The argument in defense of much of the above-mentioned behavior was (and is) “tradition.” But of course just because someone did it before you doesn’t mean it’s necessarily a good thing to do. Tradition is not an excuse in itself. It has as much moral weight as “well, they did it.”

A tradition is just something that’s been passed on to you, like a chain letter. And like the senders of chain letters, institutions and cultures threaten dire consequences if you don’t pass their traditions along and promise good fortune if you do. (If I don’t circumcise my child, he can never really be Jewish! If I puke my way into this frat, my “brothers” will one day get me a job!)

I hate chain letters. If you’re wondering who broke your recipe chain, it was I. It was I who failed to forward that email telling ten women in my life how important they are. I used to feel torn about it, as if I were letting people down when I tossed the letter out. The older I get the more I want whatever comes from me either to come from me or to be something I would be perfectly proud to have thought of.

That’s the thing about tradition: if it’s coming through you, it’s coming from you. Even if you’re just going along unwillingly or uncertainly, as I did when we had Noah circumcised, it’s still coming from you. You can pretend you are merely the conduit —or even the victim—but you are actually the one perpetuating it.

Of course, that’s no big deal when you are perpetuating the eating of nachos to celebrate the end of school or the wearing of white at a wedding. When the tradition is frivolous. But when the tradition you pass along is harmful or suspect or offensive, you should be able to defend it with reasoning beyond “well, they did it.” You should be able to defend it as if you had just thought of it. “You know what we should do with our baby’s penis?” . . .  “Hey, I’ve got an awesome name for our team: The Redskins. Huh, guys? Isn’t that great?”

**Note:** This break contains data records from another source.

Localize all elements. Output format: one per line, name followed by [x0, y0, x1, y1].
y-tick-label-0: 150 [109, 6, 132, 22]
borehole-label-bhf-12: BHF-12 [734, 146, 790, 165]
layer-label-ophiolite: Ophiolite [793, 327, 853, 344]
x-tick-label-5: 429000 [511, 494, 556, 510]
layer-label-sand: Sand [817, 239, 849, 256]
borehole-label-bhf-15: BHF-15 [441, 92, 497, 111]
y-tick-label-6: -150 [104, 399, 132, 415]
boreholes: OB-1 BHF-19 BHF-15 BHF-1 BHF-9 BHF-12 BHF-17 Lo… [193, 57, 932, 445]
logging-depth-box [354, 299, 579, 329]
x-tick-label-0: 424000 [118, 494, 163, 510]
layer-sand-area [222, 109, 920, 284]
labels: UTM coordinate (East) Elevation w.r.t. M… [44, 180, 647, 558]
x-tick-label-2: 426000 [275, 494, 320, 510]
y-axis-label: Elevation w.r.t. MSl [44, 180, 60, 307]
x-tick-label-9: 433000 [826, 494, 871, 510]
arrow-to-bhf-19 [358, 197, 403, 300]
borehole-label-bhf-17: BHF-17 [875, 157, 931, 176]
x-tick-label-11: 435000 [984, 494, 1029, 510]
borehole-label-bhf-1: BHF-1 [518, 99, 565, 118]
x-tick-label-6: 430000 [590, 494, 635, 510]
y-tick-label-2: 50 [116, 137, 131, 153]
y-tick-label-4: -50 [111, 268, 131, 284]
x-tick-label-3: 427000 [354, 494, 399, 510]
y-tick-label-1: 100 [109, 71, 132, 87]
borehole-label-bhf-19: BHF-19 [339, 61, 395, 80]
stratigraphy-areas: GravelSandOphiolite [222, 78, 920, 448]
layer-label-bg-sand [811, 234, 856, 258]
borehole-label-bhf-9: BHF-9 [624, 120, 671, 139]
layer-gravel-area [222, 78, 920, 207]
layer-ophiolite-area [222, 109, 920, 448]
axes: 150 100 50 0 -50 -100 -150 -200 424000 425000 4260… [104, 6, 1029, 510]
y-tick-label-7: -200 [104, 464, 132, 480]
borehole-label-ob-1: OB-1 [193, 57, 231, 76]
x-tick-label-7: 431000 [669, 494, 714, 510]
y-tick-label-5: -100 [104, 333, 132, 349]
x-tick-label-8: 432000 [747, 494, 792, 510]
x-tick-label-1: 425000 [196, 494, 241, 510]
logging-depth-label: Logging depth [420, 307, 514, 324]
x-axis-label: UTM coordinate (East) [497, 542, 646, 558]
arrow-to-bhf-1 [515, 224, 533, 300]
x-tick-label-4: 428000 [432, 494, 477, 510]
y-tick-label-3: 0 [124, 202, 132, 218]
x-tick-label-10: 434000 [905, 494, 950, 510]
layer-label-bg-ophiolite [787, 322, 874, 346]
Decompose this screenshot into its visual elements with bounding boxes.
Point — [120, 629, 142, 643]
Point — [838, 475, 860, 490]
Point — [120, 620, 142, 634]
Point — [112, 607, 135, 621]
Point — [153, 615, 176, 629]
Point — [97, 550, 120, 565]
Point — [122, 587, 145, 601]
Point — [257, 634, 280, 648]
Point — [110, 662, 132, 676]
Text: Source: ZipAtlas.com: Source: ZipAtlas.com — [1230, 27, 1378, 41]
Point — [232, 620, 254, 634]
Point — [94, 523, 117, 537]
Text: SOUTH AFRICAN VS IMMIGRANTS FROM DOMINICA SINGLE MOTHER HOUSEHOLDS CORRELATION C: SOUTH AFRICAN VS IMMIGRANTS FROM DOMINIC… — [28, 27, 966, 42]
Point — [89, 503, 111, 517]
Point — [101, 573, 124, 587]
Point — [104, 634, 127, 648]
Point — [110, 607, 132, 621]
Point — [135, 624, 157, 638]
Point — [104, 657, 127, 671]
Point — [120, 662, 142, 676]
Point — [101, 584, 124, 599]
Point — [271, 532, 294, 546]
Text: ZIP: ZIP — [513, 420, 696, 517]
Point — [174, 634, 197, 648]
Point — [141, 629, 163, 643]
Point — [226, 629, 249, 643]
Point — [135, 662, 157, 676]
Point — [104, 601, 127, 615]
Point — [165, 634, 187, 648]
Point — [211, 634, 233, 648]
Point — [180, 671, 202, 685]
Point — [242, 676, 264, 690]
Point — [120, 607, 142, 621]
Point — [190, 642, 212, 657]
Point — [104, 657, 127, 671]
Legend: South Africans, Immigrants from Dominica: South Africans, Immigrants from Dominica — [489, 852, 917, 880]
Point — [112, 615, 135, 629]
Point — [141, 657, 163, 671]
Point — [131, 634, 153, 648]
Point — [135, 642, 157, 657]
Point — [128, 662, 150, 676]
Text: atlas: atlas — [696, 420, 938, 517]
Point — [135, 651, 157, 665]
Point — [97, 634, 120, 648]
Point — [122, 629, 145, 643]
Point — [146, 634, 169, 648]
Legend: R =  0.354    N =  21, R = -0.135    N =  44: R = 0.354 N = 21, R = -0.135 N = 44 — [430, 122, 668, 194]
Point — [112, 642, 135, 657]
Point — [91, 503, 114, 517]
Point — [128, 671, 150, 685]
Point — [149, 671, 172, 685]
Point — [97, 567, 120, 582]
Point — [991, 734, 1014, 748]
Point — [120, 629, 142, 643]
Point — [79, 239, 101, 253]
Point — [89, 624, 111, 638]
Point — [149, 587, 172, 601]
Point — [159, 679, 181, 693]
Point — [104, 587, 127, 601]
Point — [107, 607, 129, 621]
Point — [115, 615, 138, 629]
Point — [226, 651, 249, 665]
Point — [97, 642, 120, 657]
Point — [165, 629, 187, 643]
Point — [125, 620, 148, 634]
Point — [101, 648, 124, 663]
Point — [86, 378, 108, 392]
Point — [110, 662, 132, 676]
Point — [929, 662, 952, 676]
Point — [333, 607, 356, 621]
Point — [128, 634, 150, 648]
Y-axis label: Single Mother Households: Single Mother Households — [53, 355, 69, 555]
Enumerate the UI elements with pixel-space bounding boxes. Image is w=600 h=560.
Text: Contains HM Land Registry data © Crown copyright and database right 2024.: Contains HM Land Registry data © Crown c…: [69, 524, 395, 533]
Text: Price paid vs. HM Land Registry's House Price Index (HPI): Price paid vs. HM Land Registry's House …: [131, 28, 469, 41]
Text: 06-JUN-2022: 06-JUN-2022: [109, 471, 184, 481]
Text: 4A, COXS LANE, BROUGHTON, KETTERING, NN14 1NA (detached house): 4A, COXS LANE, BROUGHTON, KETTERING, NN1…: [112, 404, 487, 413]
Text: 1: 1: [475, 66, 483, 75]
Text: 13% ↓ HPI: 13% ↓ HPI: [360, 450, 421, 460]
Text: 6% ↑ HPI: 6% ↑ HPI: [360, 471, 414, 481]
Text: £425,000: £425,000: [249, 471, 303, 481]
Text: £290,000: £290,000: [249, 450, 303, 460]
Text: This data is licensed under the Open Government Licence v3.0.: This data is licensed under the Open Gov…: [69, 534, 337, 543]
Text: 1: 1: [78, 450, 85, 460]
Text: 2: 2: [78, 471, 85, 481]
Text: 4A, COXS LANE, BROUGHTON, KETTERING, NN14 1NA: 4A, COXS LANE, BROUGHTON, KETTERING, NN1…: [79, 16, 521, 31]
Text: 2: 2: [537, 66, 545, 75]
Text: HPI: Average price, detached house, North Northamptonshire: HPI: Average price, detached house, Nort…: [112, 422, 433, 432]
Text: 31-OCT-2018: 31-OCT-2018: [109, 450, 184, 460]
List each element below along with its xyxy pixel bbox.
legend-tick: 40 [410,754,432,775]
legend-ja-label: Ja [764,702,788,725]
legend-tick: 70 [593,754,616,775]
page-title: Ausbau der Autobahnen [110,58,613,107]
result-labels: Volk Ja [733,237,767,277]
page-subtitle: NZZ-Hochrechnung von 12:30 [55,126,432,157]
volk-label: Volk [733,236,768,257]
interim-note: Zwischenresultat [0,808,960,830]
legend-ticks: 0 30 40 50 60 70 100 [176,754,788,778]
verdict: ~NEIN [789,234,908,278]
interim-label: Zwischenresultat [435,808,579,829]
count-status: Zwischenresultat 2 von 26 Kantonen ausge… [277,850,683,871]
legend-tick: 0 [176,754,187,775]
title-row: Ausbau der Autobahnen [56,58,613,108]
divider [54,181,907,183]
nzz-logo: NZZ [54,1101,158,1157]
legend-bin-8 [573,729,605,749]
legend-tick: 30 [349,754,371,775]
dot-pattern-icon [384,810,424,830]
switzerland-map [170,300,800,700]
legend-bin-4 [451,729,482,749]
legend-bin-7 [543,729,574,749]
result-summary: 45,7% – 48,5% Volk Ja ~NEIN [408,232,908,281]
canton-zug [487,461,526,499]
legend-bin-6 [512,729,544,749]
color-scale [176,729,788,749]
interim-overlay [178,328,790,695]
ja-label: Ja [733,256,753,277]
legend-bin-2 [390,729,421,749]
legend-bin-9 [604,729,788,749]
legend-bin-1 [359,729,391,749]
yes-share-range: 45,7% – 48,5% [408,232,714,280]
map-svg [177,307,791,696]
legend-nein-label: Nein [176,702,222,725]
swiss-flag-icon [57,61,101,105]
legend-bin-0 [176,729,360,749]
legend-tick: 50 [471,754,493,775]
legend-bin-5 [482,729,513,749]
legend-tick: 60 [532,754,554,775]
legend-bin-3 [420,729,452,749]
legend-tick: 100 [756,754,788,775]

If you can’t defend a behavior as your own, you shouldn’t behave that way.  The institution that insists you do will not wither as a result of your refusal—or maybe it will, and should. More likely, it will suffer the dire consequence of . . . evolving.

In 2000, Virginia unshackled MLK Day from the day commemorating Stonewall Jackson and Robert E. Lee (which is now the Friday before). In Lexington, where both Confederate leaders are buried, there is still a parade, a ball, and plenty of Confederate flags on Lee-Jackson Day. But, since a court decision in 2011, no Confederate flags have flown from city poles. And this June, Washington and Lee University moved the Confederate flags from Lee Chapel—where the college has many of its official events—to the Museum below ground. The Sons of Confederate Veterans organized protest rallies, but the college seems to be standing firm.

Dartmouth College began admitting women in 1972 (there were protest rallies, but the college seems to be standing firm). By the time I got there in the late 80s, the Indian symbol was officially banned,[1] but still visible. Now, as with the Confederate flag, you can still display it, but its stated meaning has been overshadowed by its subtext: “I’m OK with your thinking I’m an asshole.” That’s progress, in my book.

And believe it or not, Sigma Alpha Epsilon, a fraternity whose disgusting pledge hazing traditions were detailed in a 2012 exposé in Rolling Stone, changed its policies this past March. According to the Supreme Council, there are officially no more SAE pledges—no underlings, in other words, who can be forced by their “brothers” to chug milk and vinegar until they throw up.

We’re still working on the Redskins. But I’m happy to report that some Jews are making progress on the foreskin front. Israel’s High Court just ruled that the Rabbinical Court couldn’t force a mother (who is opposed to circumcision, divorcing a father who favors it) to circumcise her infant. Dire consequences may befall her yet. But good fortune has already come to her son: he has a strong mother to defend him against the vagaries of tradition. Her refusal to perpetuate behavior she doesn’t condone is the best thing she could possibly pass along.

 

 

 

[1] The school’s nickname is now The Big Green, which is supposed to represent its picturesque central yard, but I’m so hoping someone will eventually show up at football games dressed as a dollar bill (OK, you’re right: a one hundred-dollar bill).